Which brings us back to Mark Warner. The ex-Virginia governor threw a swell party; he spent $50,000 on the bloggers (including T-shirts emblazoned with his face), and he has hired a top Moulitsas ally, blogger Jerome Armstrong. Yet Warner is a red-state business guy, not an antiwar liberal. No wonder that giddy ride to the top of the world left a lot of the bloggers nursing moral hangovers.
As Edward Anderson of Connecticut remarked, "You're up there, with the view and the black-tie waiters, and you think maybe you've made it. But I don't want our guys to think they can be bought off by shrimps and martinis. It's out of keeping with where a lot of us are coming from. It's uncomfortable. We're supposed to be outsiders. Me, I really don't want the temptations. I'd rather eat peanut butter and jelly sandwiches."
Hmmm, anyone see a word about Russ Feingold on this blog?
And we didn't go to Yearly Kos either.
But we know failure when we smell it and the DC consultants, arrogant cowards one and all, when not kissing our asses and feeding us their polls, try to save their businesses.
They're losers, Vichy collaborators offering up the same strategies for failure. Seeking a way to accomdate the GOP wackjobs as they destroy themselves.

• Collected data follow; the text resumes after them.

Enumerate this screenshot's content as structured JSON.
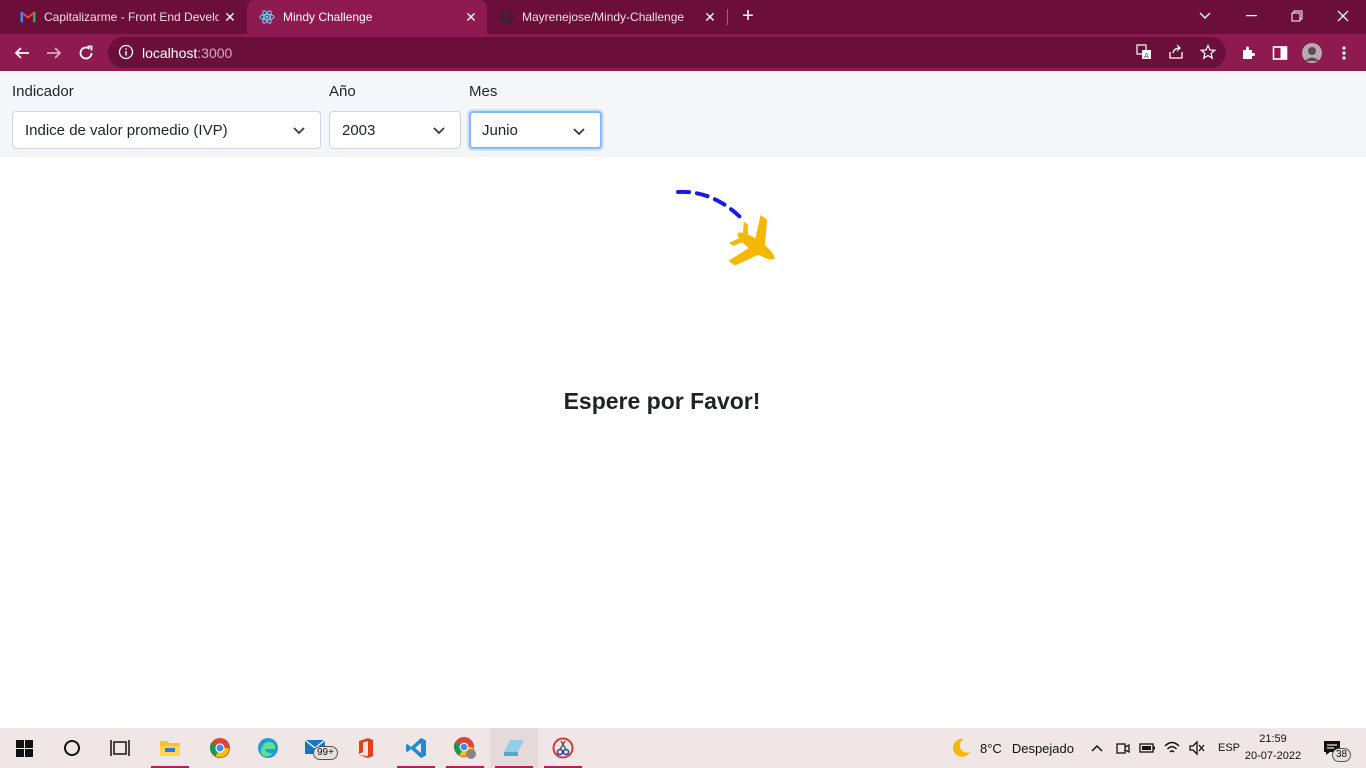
{
  "browser": {
    "tabs": [
      {
        "title": "Capitalizarme - Front End Develo",
        "active": false
      },
      {
        "title": "Mindy Challenge",
        "active": true
      },
      {
        "title": "Mayrenejose/Mindy-Challenge",
        "active": false
      }
    ],
    "url_host": "localhost",
    "url_port": ":3000"
  },
  "filters": {
    "indicador": {
      "label": "Indicador",
      "value": "Indice de valor promedio (IVP)"
    },
    "anio": {
      "label": "Año",
      "value": "2003"
    },
    "mes": {
      "label": "Mes",
      "value": "Junio"
    }
  },
  "loading": {
    "message": "Espere por Favor!",
    "accent_plane": "#f5b800",
    "accent_trail": "#1a1ae6"
  },
  "taskbar": {
    "mail_badge": "99+",
    "weather_temp": "8°C",
    "weather_text": "Despejado",
    "language": "ESP",
    "time": "21:59",
    "date": "20-07-2022",
    "notifications": "38"
  },
  "colors": {
    "tabbar": "#6b0f3a",
    "toolbar": "#8e1a4f",
    "filter_bg": "#f4f6f9"
  }
}
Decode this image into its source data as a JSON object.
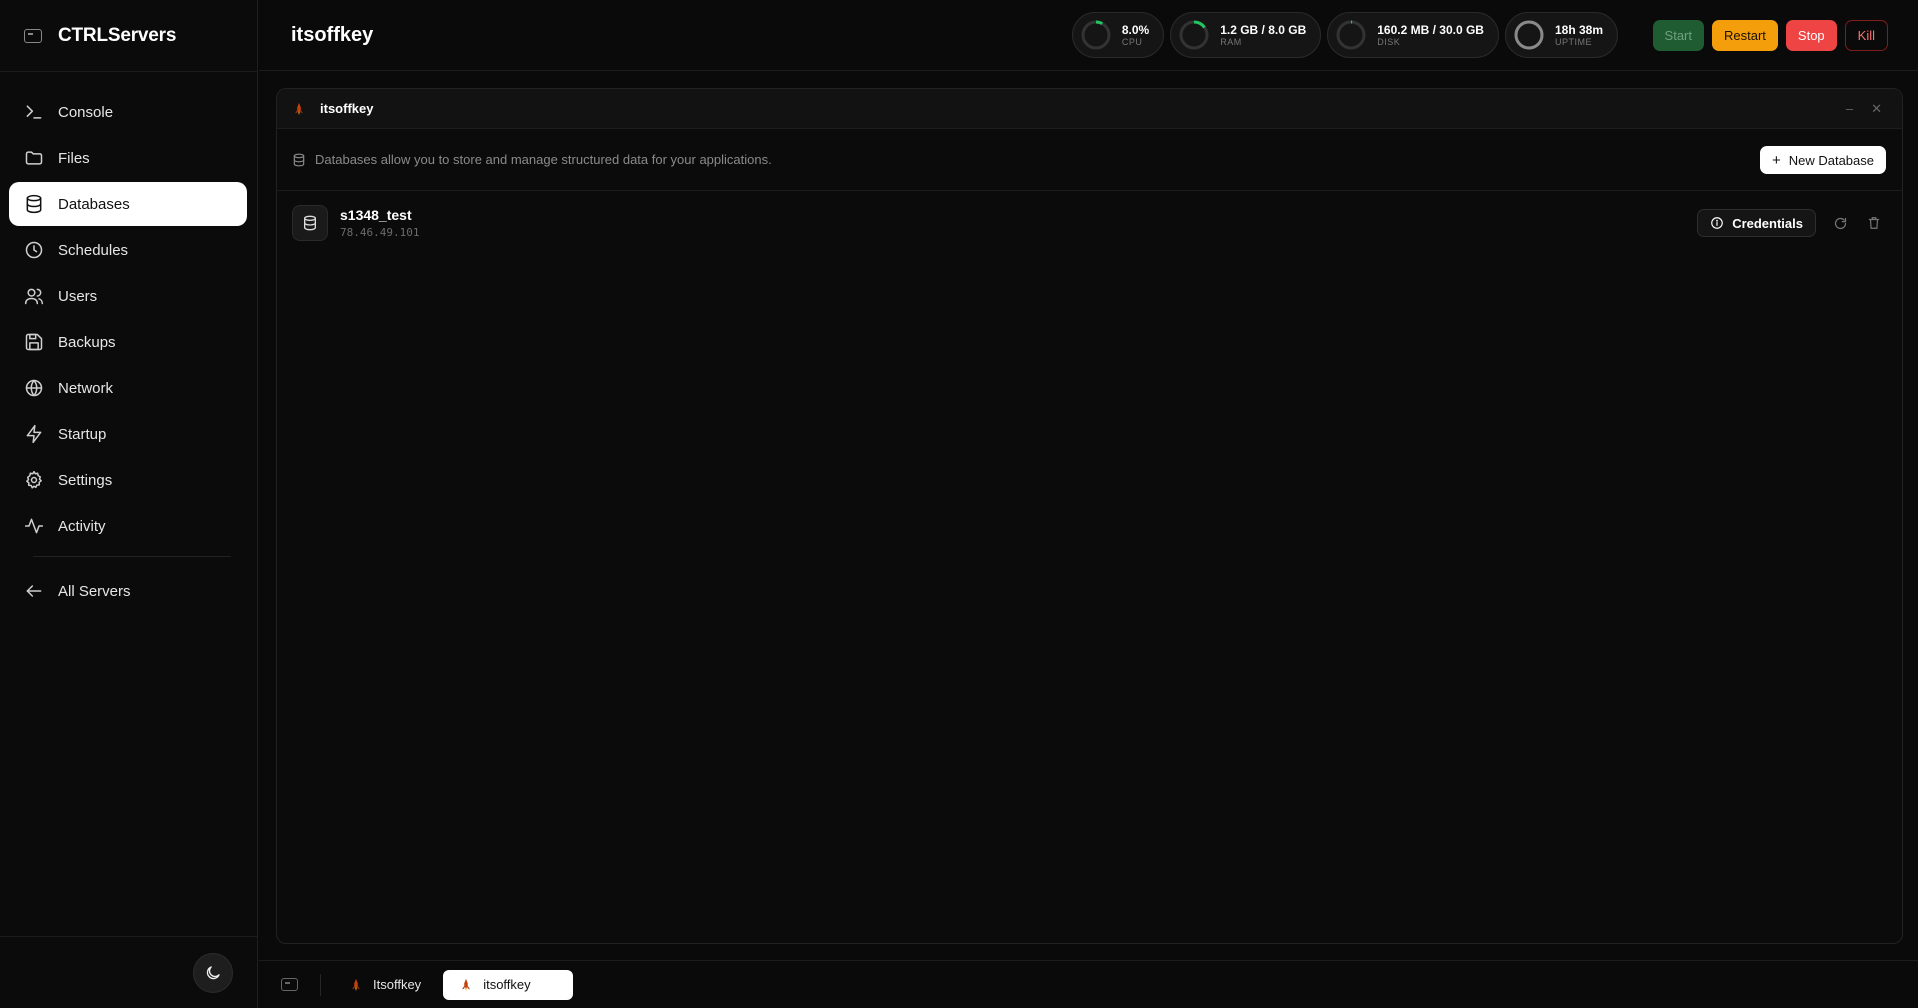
{
  "app": {
    "brand": "CTRLServers",
    "server_name": "itsoffkey"
  },
  "sidebar": {
    "items": [
      {
        "label": "Console",
        "icon": "terminal-icon"
      },
      {
        "label": "Files",
        "icon": "folder-icon"
      },
      {
        "label": "Databases",
        "icon": "database-icon",
        "active": true
      },
      {
        "label": "Schedules",
        "icon": "clock-icon"
      },
      {
        "label": "Users",
        "icon": "users-icon"
      },
      {
        "label": "Backups",
        "icon": "save-icon"
      },
      {
        "label": "Network",
        "icon": "globe-icon"
      },
      {
        "label": "Startup",
        "icon": "bolt-icon"
      },
      {
        "label": "Settings",
        "icon": "gear-icon"
      },
      {
        "label": "Activity",
        "icon": "activity-icon"
      }
    ],
    "back_label": "All Servers"
  },
  "stats": {
    "cpu": {
      "value": "8.0%",
      "label": "CPU",
      "fraction": 0.08
    },
    "ram": {
      "value": "1.2 GB / 8.0 GB",
      "label": "RAM",
      "fraction": 0.15
    },
    "disk": {
      "value": "160.2 MB / 30.0 GB",
      "label": "DISK",
      "fraction": 0.005
    },
    "uptime": {
      "value": "18h 38m",
      "label": "UPTIME",
      "fraction": 1.0
    }
  },
  "power": {
    "start": "Start",
    "restart": "Restart",
    "stop": "Stop",
    "kill": "Kill"
  },
  "panel": {
    "title": "itsoffkey",
    "description": "Databases allow you to store and manage structured data for your applications.",
    "new_button": "New Database"
  },
  "databases": [
    {
      "name": "s1348_test",
      "host": "78.46.49.101",
      "credentials_label": "Credentials"
    }
  ],
  "taskbar": {
    "tabs": [
      {
        "label": "Itsoffkey"
      },
      {
        "label": "itsoffkey",
        "active": true
      }
    ]
  },
  "colors": {
    "accent_green": "#22c55e",
    "restart": "#f59e0b",
    "stop": "#ef4444"
  }
}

The "professionals" are so fucking incompetent at their jobs, ordinary citizens are trying to supplant them. And not one of these gutless bastards would turn down a dime raised online. They just hate being held accountable.
Mark Warner? Doesn't mean shit to me. Don't care about him one way or the other.

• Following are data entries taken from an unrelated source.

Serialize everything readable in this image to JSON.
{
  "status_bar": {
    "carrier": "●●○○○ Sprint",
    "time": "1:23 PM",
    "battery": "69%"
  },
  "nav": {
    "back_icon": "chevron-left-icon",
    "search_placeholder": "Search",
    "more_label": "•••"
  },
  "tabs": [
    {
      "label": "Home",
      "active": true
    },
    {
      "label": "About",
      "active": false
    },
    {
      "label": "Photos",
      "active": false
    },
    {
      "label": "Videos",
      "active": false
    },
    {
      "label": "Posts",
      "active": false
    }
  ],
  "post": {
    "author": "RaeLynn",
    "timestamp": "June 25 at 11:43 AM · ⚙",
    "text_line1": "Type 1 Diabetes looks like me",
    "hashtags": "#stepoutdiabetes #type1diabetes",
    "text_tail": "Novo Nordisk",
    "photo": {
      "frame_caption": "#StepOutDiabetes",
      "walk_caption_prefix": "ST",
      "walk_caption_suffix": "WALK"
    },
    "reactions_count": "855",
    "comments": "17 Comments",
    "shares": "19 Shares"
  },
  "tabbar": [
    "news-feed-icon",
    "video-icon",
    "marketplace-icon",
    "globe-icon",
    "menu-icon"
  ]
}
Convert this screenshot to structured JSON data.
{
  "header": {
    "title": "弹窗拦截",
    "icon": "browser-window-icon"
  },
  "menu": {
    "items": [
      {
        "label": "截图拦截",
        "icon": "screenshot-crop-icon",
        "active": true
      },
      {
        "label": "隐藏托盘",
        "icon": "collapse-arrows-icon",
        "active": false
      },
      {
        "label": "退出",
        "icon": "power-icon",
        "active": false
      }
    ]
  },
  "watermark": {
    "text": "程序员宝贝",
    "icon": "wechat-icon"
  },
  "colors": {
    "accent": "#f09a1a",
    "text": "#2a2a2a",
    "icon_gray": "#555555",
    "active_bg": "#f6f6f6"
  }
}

Mr. Anderson needs to attend a trade show with a press pass. Talk about lavish? Nothing like Microsoft serving you Grey Goose martinis while you nibble on stuffed mushrooms, a personal favorite. No well liquor there, only top shelf, and free as the sun. I've had lunch at the Plaza and the UN as a reporter.

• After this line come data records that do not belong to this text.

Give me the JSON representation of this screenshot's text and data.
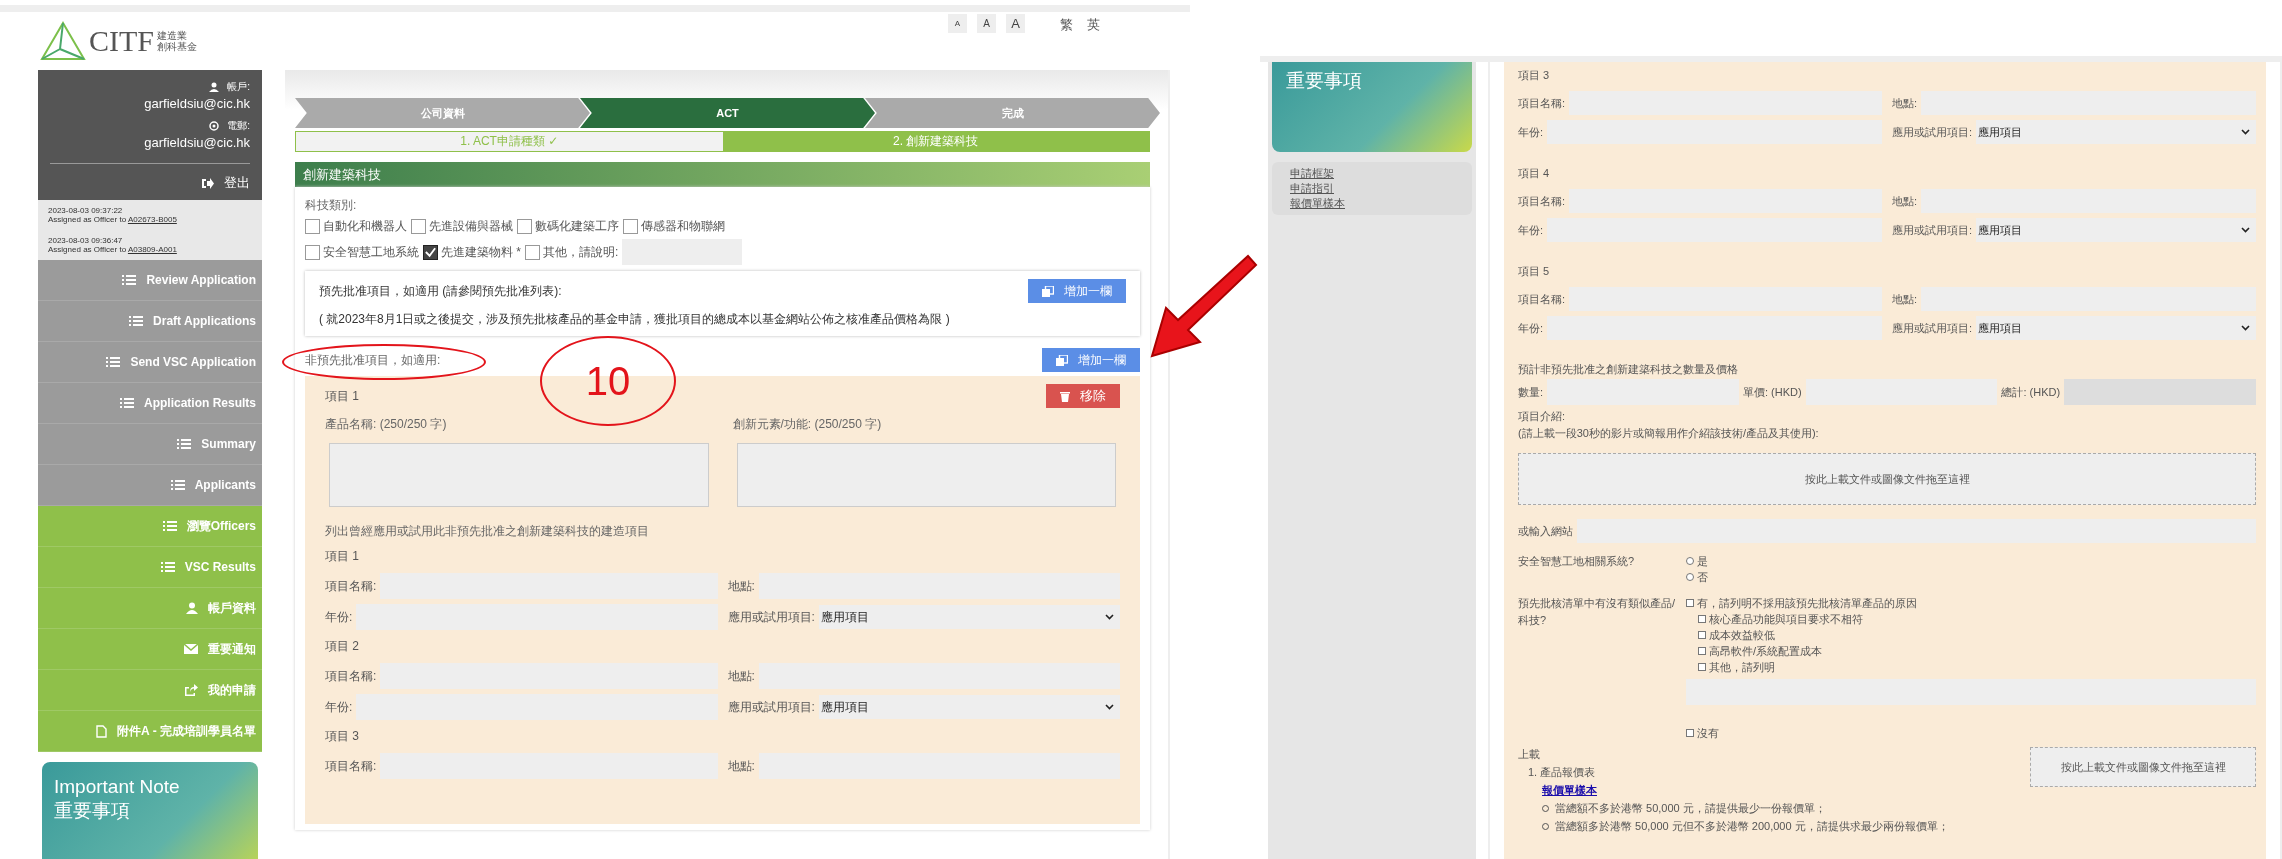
{
  "left": {
    "header": {
      "logo_text": "CITF",
      "logo_sub": [
        "建造業",
        "創科基金"
      ],
      "font_sizes": [
        "A",
        "A",
        "A"
      ],
      "languages": [
        "繁",
        "英"
      ]
    },
    "account": {
      "account_label": "帳戶:",
      "account": "garfieldsiu@cic.hk",
      "email_label": "電郵:",
      "email": "garfieldsiu@cic.hk",
      "logout": "登出"
    },
    "activity": [
      {
        "time": "2023-08-03 09:37:22",
        "text": "Assigned as Officer to",
        "link": "A02673-B005"
      },
      {
        "time": "2023-08-03 09:36:47",
        "text": "Assigned as Officer to",
        "link": "A03809-A001"
      }
    ],
    "menu": [
      {
        "label": "Review Application",
        "kind": "list",
        "color": "#9b9b9b"
      },
      {
        "label": "Draft Applications",
        "kind": "list",
        "color": "#9b9b9b"
      },
      {
        "label": "Send VSC Application",
        "kind": "list",
        "color": "#9b9b9b"
      },
      {
        "label": "Application Results",
        "kind": "list",
        "color": "#9b9b9b"
      },
      {
        "label": "Summary",
        "kind": "list",
        "color": "#9b9b9b"
      },
      {
        "label": "Applicants",
        "kind": "list",
        "color": "#9b9b9b"
      },
      {
        "label": "瀏覽Officers",
        "kind": "list",
        "color": "#8fc04a"
      },
      {
        "label": "VSC Results",
        "kind": "list",
        "color": "#8fc04a"
      },
      {
        "label": "帳戶資料",
        "kind": "user",
        "color": "#8fc04a"
      },
      {
        "label": "重要通知",
        "kind": "mail",
        "color": "#8fc04a"
      },
      {
        "label": "我的申請",
        "kind": "share",
        "color": "#8fc04a"
      },
      {
        "label": "附件A - 完成培訓學員名單",
        "kind": "file",
        "color": "#8fc04a"
      }
    ],
    "note_banner": {
      "title": "Important Note",
      "subtitle": "重要事項"
    },
    "steps": [
      {
        "label": "公司資料",
        "selected": false
      },
      {
        "label": "ACT",
        "selected": true
      },
      {
        "label": "完成",
        "selected": false
      }
    ],
    "substeps": [
      {
        "label": "1. ACT申請種類 ✓",
        "selected": false
      },
      {
        "label": "2. 創新建築科技",
        "selected": true
      }
    ],
    "section_title": "創新建築科技",
    "tech_label": "科技類別:",
    "tech_options": [
      {
        "label": "自動化和機器人",
        "checked": false
      },
      {
        "label": "先進設備與器械",
        "checked": false
      },
      {
        "label": "數碼化建築工序",
        "checked": false
      },
      {
        "label": "傳感器和物聯網",
        "checked": false
      },
      {
        "label": "安全智慧工地系統",
        "checked": false
      },
      {
        "label": "先進建築物料 *",
        "checked": true
      },
      {
        "label": "其他，請說明:",
        "checked": false
      }
    ],
    "preapproved": {
      "label": "預先批准項目，如適用 (請參閱預先批准列表):",
      "note": "( 就2023年8月1日或之後提交，涉及預先批核產品的基金申請，獲批項目的總成本以基金網站公佈之核准產品價格為限 )",
      "button": "增加一欄"
    },
    "non_preapproved": {
      "label": "非預先批准項目，如適用:",
      "button": "增加一欄",
      "item_title": "項目 1",
      "remove": "移除",
      "product_label": "產品名稱: (250/250 字)",
      "innovation_label": "創新元素/功能: (250/250 字)",
      "projects_intro": "列出曾經應用或試用此非預先批准之創新建築科技的建造項目",
      "projects": [
        {
          "title": "項目 1",
          "name_label": "項目名稱:",
          "location_label": "地點:",
          "year_label": "年份:",
          "usage_label": "應用或試用項目:",
          "usage_value": "應用項目"
        },
        {
          "title": "項目 2",
          "name_label": "項目名稱:",
          "location_label": "地點:",
          "year_label": "年份:",
          "usage_label": "應用或試用項目:",
          "usage_value": "應用項目"
        },
        {
          "title": "項目 3",
          "name_label": "項目名稱:",
          "location_label": "地點:"
        }
      ]
    },
    "callout_number": "10"
  },
  "right": {
    "note_banner_subtitle": "重要事項",
    "links": [
      "申請框架",
      "申請指引",
      "報價單樣本"
    ],
    "projects": [
      {
        "title": "項目 3",
        "name_label": "項目名稱:",
        "location_label": "地點:",
        "year_label": "年份:",
        "usage_label": "應用或試用項目:",
        "usage_value": "應用項目"
      },
      {
        "title": "項目 4",
        "name_label": "項目名稱:",
        "location_label": "地點:",
        "year_label": "年份:",
        "usage_label": "應用或試用項目:",
        "usage_value": "應用項目"
      },
      {
        "title": "項目 5",
        "name_label": "項目名稱:",
        "location_label": "地點:",
        "year_label": "年份:",
        "usage_label": "應用或試用項目:",
        "usage_value": "應用項目"
      }
    ],
    "quantity": {
      "title": "預計非預先批准之創新建築科技之數量及價格",
      "qty_label": "數量:",
      "unit_label": "單價: (HKD)",
      "total_label": "總計: (HKD)"
    },
    "intro": {
      "label": "項目介紹:",
      "hint": "(請上載一段30秒的影片或簡報用作介紹該技術/產品及其使用):",
      "upload": "按此上載文件或圖像文件拖至這裡"
    },
    "website_label": "或輸入網站",
    "smart_site": {
      "question": "安全智慧工地相關系統?",
      "options": [
        {
          "label": "是",
          "selected": false
        },
        {
          "label": "否",
          "selected": false
        }
      ]
    },
    "similar": {
      "question": "預先批核清單中有沒有類似產品/科技?",
      "yes": {
        "label": "有，請列明不採用該預先批核清單產品的原因",
        "checked": false
      },
      "reasons": [
        {
          "label": "核心產品功能與項目要求不相符",
          "checked": false
        },
        {
          "label": "成本效益較低",
          "checked": false
        },
        {
          "label": "高昂軟件/系統配置成本",
          "checked": false
        },
        {
          "label": "其他，請列明",
          "checked": false
        }
      ],
      "no": {
        "label": "沒有",
        "checked": false
      }
    },
    "upload": {
      "title": "上載",
      "number": "1.",
      "label": "產品報價表",
      "link": "報價單樣本",
      "notes": [
        "當總額不多於港幣 50,000 元，請提供最少一份報價單；",
        "當總額多於港幣 50,000 元但不多於港幣 200,000 元，請提供求最少兩份報價單；"
      ],
      "button": "按此上載文件或圖像文件拖至這裡"
    }
  }
}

To have a Washington strategist complain about people paying out of their own pockets to talk about politics in Las Vegas is ridiculous. I mean, this is a guy who can tell you the best holes at Pebble Beach and Hilton Head and his handicaps there. Who the fuck is he kidding? A couple of bloggers get treated well, and it's an issue? Wes Clark's entire campaign, not Howard Dean's, was a creation of the Internet. The General owed his online supporters a party.
Bloggers are just being treated like any other wealthy contributor. If I was running for office, I'd stuff all the vegan meals I could afford down Kos's throat, because the man can raise money. I'd throw in some meat for Atrios and the Firedoglake crew, but the point is that they are as entitled to free meals as Dick Polman and his collegues. Just like they do to rich people.
Mr. Anderson needs to get over his love of poverty and disrespect. If he was a Republican, he would be treated far better. Even the College Republicans are treated well. The people who went to Yearly Kos work hard, I know I do, and a party or two is a just reward for that work, not some bribe. Because if it was, every reporter ever fed by people, all of them, would be bought cheaply.
If Bill Gates can feed me, so can a politician.